Adding this information to the provides would appear to me to be a big advantage in making automated tools work better.
The requirements upon modules are cross referenced to requirements on the distributions which provide the module. For example, this is done by the cpan shell. When it finds it needs a newer version of the module, it looks up the distribution that provides said module, and installs the distribution. In the same vein, when a distribution is converted to a package the package author would hopefully cross reference the required module to the package name that provides it. When all is done, CPAN distributions correspond to Arch packages and vice versa.
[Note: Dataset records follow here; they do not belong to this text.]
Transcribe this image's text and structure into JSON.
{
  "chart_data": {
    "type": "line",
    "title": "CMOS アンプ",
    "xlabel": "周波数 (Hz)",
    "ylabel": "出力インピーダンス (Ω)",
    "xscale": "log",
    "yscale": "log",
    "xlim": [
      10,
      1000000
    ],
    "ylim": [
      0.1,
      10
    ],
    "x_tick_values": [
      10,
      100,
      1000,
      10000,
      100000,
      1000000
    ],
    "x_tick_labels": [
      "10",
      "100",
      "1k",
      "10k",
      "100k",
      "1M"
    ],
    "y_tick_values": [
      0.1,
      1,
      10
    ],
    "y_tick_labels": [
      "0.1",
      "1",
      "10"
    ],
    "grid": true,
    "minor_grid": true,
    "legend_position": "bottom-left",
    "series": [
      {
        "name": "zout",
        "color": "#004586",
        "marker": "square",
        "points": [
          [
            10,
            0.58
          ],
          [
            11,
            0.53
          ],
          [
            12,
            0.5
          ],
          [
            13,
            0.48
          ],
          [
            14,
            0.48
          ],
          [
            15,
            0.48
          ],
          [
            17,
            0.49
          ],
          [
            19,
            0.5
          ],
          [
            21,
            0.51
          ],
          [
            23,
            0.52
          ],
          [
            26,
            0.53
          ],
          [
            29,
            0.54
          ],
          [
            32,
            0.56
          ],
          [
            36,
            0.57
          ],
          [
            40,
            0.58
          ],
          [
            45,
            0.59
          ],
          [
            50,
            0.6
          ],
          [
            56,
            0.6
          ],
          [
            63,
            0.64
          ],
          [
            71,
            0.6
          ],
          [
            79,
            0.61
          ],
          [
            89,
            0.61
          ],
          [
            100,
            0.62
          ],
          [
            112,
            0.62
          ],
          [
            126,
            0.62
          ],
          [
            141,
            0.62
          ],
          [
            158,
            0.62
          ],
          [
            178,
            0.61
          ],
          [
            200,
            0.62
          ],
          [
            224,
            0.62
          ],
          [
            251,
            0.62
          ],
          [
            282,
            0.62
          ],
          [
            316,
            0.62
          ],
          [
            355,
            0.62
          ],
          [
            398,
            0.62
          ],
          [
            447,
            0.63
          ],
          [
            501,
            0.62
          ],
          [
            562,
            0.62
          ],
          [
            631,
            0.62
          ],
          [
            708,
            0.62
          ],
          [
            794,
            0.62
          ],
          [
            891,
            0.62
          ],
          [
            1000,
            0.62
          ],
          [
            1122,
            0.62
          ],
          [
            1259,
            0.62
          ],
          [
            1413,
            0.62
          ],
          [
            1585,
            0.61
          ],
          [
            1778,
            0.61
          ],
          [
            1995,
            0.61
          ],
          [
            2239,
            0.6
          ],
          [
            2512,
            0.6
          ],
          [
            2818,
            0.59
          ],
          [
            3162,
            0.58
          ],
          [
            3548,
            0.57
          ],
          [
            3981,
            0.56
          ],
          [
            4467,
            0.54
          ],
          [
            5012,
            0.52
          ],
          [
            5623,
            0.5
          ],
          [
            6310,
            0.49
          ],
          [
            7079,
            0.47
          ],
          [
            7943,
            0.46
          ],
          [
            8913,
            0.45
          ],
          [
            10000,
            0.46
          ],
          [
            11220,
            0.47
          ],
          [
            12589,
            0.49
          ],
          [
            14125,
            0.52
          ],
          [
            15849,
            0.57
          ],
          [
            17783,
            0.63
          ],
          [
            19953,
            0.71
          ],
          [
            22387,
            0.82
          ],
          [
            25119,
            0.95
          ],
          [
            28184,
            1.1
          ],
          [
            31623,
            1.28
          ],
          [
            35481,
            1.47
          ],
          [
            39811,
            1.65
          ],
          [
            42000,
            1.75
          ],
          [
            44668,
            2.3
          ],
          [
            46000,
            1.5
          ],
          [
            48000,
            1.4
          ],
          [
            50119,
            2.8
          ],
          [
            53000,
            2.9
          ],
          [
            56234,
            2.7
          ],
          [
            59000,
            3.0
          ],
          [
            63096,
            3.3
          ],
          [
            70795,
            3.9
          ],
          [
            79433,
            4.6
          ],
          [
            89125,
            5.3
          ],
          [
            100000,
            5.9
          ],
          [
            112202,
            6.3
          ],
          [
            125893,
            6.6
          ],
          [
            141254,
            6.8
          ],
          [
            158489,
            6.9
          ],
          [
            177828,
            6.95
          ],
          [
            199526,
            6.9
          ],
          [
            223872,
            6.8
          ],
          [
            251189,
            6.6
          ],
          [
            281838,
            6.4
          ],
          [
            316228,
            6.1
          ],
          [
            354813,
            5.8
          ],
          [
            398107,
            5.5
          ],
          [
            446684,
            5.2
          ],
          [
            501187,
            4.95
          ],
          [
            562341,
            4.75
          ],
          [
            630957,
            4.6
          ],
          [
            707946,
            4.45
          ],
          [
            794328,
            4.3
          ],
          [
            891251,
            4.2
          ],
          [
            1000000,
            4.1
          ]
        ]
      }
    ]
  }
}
Module requirements are converted to package dependencies.
Automated tools have no problem cross referencing because both the cpan shell and cpan2aur perform this. An advantage a provides array... provides is that it allows packagers of perl distributions to not look up which distributions/packages contain the modules that fulfill their requirements. This is mostly a solution for human beings, which ironically might require generating all PKGBUILDs for perl dists using automated tools, as listing every contained module file in the provides array as a package would only add tedium for package authors.
Due to Arch's rolling release nature, it is usually not even necessary to find the version of the distribution which provides a given module version. Luckily modules named after their distribution almost always have the same version as the distribution which contains them.
You give no particulars and so it is difficult to direct a response but I hope this explains my reasoning to you. I'll be resigning soon and the next maintainer will most likely cheerfully accomodate you.
Hopefully you are retiring to better things rather than from annoying things. In either case, thank you for the time.